How is Foundation Models different from using the ChatGPT or Claude API?
The key differences are privacy (data never leaves the device), cost (no per-token API fees), latency (no network round-trips), and offline support. The trade-off is capability — the ~3B parameter on-device model is smaller than cloud models and less capable at complex reasoning or tasks requiring broad world knowledge. In practice, many apps benefit from using Foundation Models for latency-sensitive or privacy-critical tasks while falling back to a cloud API for more demanding queries.
Can I use @Generable with enums and nested types?
Absolutely. The @Generable macro works with both structs and enums. You can nest generable types inside other generable types — for example, a @Generable struct Quiz containing an array of @Generable struct Question. Every stored property must itself be a generable type (primitives, arrays, optionals, or other @Generable types).
What is the maximum token limit for input and output?

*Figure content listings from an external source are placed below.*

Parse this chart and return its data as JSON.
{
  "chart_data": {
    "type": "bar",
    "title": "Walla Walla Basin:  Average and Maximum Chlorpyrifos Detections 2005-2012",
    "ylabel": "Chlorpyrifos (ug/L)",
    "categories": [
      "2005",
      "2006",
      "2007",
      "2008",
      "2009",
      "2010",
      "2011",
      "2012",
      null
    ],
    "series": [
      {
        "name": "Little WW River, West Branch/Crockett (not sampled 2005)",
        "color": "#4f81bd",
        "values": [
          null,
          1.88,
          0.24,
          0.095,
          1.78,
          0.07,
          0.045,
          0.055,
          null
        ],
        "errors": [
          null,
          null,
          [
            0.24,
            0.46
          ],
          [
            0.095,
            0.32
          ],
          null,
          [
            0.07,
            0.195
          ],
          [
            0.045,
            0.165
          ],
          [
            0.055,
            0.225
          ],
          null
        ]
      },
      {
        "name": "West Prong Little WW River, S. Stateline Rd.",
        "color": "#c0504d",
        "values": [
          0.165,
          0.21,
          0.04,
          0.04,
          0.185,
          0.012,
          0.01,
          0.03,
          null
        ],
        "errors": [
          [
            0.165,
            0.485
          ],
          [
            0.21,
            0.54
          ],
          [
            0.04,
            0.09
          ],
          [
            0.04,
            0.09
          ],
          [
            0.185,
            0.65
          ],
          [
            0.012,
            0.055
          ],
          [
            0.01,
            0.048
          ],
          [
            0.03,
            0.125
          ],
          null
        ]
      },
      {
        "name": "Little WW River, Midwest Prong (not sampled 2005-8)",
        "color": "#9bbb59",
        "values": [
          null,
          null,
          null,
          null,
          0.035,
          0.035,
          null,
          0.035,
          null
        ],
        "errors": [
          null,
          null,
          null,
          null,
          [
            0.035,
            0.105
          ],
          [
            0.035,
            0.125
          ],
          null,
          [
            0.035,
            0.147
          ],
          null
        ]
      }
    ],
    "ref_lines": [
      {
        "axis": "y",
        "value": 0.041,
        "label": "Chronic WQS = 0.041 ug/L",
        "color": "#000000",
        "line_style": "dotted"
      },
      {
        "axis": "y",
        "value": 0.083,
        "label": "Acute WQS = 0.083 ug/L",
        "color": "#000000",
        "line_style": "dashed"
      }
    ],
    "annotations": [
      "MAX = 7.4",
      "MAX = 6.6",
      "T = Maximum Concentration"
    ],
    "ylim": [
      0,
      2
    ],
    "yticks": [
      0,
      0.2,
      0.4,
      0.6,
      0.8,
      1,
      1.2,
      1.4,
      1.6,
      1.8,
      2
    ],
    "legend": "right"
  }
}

The current combined limit for input (instructions, transcript, and prompt) and output is 4,096 tokens. For context, one token is roughly three-quarters of a word in English. If you need to process longer content, break it into chunks and process each chunk in a separate session call. You can also keep sessions shorter by summarizing earlier conversation turns rather than carrying the full transcript forward.